# Light Lot



## highship (Dec 27, 2022)

Miscellaneous light lot up for grabs. None of the lights are tested and what you see is what you get.
Top row, left to right… Seiss, Schwinn, delta winner, union 
Bottom row, left to right… national, unknown, sturmey archer
Shipping will be actual cost. USPS money order or cash only.


----------



## Metalbender (Dec 27, 2022)

85


----------



## highship (Dec 28, 2022)

Thanks for the offer but no deal.

That’s only $12 each and we’re close, anyone else?


----------



## Hoagie57 (Dec 28, 2022)

only interested in the ball light wht/chrome w/bracket.

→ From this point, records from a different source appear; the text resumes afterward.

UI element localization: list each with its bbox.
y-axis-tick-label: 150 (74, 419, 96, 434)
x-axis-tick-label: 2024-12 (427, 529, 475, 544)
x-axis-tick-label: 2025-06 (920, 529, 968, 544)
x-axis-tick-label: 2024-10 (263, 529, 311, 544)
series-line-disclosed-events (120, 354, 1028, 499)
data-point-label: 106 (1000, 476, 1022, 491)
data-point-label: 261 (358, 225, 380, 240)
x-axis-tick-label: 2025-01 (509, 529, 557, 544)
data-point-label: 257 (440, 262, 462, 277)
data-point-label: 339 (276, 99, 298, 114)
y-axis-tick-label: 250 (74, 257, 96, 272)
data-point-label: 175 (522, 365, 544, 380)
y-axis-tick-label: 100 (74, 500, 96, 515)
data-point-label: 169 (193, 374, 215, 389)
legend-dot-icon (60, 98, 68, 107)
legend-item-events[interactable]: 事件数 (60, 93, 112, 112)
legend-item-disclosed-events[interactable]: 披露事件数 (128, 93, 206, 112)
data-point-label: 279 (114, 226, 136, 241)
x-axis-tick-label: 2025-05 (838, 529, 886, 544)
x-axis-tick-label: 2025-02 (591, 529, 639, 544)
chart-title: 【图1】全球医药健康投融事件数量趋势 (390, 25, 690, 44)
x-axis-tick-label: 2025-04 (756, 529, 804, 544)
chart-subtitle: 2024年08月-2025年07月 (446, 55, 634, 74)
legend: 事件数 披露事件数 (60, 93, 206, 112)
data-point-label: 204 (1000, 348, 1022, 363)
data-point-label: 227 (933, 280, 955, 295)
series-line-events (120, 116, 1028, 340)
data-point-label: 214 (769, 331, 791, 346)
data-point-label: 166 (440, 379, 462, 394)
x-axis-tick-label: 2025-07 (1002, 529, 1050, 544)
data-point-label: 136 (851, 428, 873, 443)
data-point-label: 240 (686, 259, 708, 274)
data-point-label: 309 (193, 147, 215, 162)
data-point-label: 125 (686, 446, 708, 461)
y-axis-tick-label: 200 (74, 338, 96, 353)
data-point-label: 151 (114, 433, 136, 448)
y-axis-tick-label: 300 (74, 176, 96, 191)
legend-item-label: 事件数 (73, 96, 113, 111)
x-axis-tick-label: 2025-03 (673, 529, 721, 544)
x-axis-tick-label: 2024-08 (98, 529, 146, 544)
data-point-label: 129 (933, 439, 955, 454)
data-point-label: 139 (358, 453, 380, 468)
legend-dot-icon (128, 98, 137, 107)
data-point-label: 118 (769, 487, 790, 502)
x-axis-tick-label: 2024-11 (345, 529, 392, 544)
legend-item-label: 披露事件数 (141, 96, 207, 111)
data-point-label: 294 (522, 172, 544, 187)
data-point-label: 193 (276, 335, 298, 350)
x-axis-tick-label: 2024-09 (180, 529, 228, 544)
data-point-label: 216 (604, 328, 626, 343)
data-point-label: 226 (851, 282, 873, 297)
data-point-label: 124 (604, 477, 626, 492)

If you care to sell just that one lmk .


----------



## Hoagie57 (Dec 28, 2022)

Hoagie57 said:


> only interested in the ball light wht/chrome w/bracket. If you care to sell just that one lmk .



pm sent lmk


----------



## Metalbender (Dec 28, 2022)

95


----------



## highship (Dec 29, 2022)

Not there yet, no deal.


----------



## Rattman13 (Jan 1, 2023)

100.


----------



## highship (Jan 3, 2023)

Rattman13 said:


> 100.



Sorry I missed your post... If you're still interested it's a deal! PM me. Thanks!


----------



## Rattman13 (Jan 3, 2023)

highship said:


> Sorry I missed your post... If you're still interested it's a deal! PM me. Thanks!



Cool, PMed ya.


----------